UnOrienting Marx


Lord Curzon in white, left; Karl Marx, right (for a change)

Of all the passages in Edward Said’s polemical Orientalism (1978), the one that most offended his natural allies on the left was placing Karl Marx in the den of Orientalist iniquity. What are “the sources of Marx’s conceptions about the Orient”? For Said they are no different than the prejudice of Renan or Lord Curzon.

“These are Romantic and even messianic: as human material the Orient is less important than as an element in a Romantic redemptive project. Marx’s economic analyses are perfectly fitted thus to a standard Orientalist undertaking, even though Marx’s humanity, his sympathy for the mystery of people, are clearly engaged. Yet in the end it is the Romantic Orientalist vision that wins out, as Marx’s theoretic socio-economic views become submerged in this classically standard image…” (Said, Orientalism, 1979, p. 154)

The quote from Marx that follows, and supposedly damns him, is as follows:

“England has to fulfill a double mission in India: one destructive, the other regenerating – the annihilation of the Asiatic society, and the laying of the material foundations of Western society in Asia.”

Said does not bother to note that the above quote is not take from the same article he quotes extensively earlier, although that is the impression given. Instead he cites this one sentence as proof that Marx is guilty of “regenerating a fundamentally lifeless Asia” as “a piece of pure Romantic Orientalism” (p. 154). Then he asks, quite rhetorically, where Marx’s human sympathy has gone. That sympathy is there, quite visible in the total context of Marx’s quoted article, all along and it has hardly been obscured by an abstract “Orientalist vision” created through Said’s selective reading of his words.

In my Reading Orientalism: Said and the Unsaid (2007), I noted a number of cases where Said dangled quotes out of context to fit his overarching concept of Orientalist discourse. The partial quoting of Marx follows the same misleading pattern. The lengthy quote from Marx on pp. 153-154 in Said’s text has an ellipsis, although I suspect few readers have actually looked to see what was missing. For those interested, here is the rest of Marx’s paragraph:

“We must not forget the barbarian egotism which, concentrating on some miserable patch of land, had quietly witnessed the ruin of empires, the perpetration of unspeakable cruelties, the massacre of the population of large towns, with no other consideration bestowed upon them than on natural events, itself the helpless prey of any aggressor who deigned to notice it all all. We must not forget that this undignified, stagnatory, and vegetative life, that this passive sort of existence evoked on the other part, in contradistinction, wild, aimless, unbounded forces of destruction, and rendered murder itself a religious rite in Hindustan.
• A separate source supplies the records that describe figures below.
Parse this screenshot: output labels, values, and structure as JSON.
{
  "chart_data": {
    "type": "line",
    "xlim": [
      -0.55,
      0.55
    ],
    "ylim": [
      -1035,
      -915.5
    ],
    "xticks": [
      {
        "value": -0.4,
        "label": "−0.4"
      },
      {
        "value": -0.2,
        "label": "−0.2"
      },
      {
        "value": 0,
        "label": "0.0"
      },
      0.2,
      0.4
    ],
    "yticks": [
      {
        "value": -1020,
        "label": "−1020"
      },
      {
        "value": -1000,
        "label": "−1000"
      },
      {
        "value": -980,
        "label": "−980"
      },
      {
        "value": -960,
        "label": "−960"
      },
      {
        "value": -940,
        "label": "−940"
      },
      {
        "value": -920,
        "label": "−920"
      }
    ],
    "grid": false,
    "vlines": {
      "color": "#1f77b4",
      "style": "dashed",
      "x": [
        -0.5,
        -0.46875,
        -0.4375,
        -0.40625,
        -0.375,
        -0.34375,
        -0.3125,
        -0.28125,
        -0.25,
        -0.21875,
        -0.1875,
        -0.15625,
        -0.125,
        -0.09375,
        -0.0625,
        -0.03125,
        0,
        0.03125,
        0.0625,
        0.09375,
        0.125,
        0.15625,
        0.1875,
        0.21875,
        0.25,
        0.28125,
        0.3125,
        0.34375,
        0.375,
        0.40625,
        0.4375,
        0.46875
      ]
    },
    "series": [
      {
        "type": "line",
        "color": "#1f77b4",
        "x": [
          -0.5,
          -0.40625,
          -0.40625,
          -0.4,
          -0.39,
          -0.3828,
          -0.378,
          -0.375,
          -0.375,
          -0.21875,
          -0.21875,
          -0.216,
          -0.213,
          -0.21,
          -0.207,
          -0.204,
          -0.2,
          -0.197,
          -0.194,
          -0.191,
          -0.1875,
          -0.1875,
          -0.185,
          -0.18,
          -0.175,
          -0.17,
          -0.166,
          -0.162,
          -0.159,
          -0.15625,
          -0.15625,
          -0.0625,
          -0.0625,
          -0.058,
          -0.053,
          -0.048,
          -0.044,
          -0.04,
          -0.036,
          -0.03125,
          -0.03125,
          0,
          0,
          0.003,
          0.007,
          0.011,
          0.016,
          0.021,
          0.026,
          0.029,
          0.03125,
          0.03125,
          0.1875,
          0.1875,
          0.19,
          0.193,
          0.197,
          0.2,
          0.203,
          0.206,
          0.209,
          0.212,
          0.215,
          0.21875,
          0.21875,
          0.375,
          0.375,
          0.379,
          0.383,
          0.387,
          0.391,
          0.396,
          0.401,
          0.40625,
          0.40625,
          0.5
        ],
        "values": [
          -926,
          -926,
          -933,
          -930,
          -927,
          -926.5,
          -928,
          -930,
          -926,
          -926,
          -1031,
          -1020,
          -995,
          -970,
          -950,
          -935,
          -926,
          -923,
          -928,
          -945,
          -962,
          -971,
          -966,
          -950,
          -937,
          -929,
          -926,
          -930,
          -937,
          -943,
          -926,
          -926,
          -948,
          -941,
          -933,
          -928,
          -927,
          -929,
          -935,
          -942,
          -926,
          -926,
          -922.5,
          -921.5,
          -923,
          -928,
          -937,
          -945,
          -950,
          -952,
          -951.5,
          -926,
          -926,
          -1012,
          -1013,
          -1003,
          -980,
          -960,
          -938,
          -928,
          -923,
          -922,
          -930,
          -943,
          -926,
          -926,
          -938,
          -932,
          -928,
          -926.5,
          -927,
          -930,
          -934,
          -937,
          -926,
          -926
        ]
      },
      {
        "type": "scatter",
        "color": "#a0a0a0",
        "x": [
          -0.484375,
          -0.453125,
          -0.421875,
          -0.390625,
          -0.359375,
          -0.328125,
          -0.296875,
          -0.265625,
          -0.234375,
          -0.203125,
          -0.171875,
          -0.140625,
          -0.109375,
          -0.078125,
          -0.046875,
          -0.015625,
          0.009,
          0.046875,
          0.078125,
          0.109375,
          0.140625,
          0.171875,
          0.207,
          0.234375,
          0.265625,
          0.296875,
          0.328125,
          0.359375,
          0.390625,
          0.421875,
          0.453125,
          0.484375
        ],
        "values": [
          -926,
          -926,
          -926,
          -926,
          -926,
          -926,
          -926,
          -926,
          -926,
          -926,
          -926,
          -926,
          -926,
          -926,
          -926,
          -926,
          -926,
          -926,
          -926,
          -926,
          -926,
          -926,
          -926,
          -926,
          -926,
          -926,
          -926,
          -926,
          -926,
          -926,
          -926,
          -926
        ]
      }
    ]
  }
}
We must not forget that these little communities were contaminated by distinctions of caste and by slavery, they they subjugated man to external circumstances instead of elevating man to be the sovereign of circumstances, that they transformed a self-developing social state into never changing natural destiny, and thus brought about a brutalizing worship of nature, exhibiting its degradation in the fact that man, the sovereign of nature, fell down on his knees in adoration of Hanuman, the monkey, and Sabbala, the cow.”

To the extent Marx is guilty, and he is hardly alone, of saying that human inhumanity crosses all cultures, this is hardly a romanticizing of the collective other. In his essay Marx minces no words in condemning the “misery inflicted by the British on Hindustan,” nor in equating the “brutal interference of the British tax-gatherer and the British soldier” with the trade-minded “blowing up of their economic basis” to produce a “social” revolution. But the part left out by Said in his quote is just as relevant for us today as it was for Marx. Caste and slavery are not creative inventions of the Western imagination of the Orient. Timur entered the imagination of Europe as Tamerlane, but his brutality was his own. I am not defending Marx’s mid-19th century understanding of the history of the Indian continent (nor his outmoded concept of “Oriental despotism,” which Said ignores), but if anything Marx is drawing attention to the equality of West and East in terms of brutal power over the common man, usually in the name of religion. Indeed, Marx needed no quote from Goethe’s poetry to rail against such brutality. To imply, as Said does, that Marx did not fully recognize the suffering of Orientals as it relates to the machinations of Western imperialism and economic exploitation is the only imaginary at play here.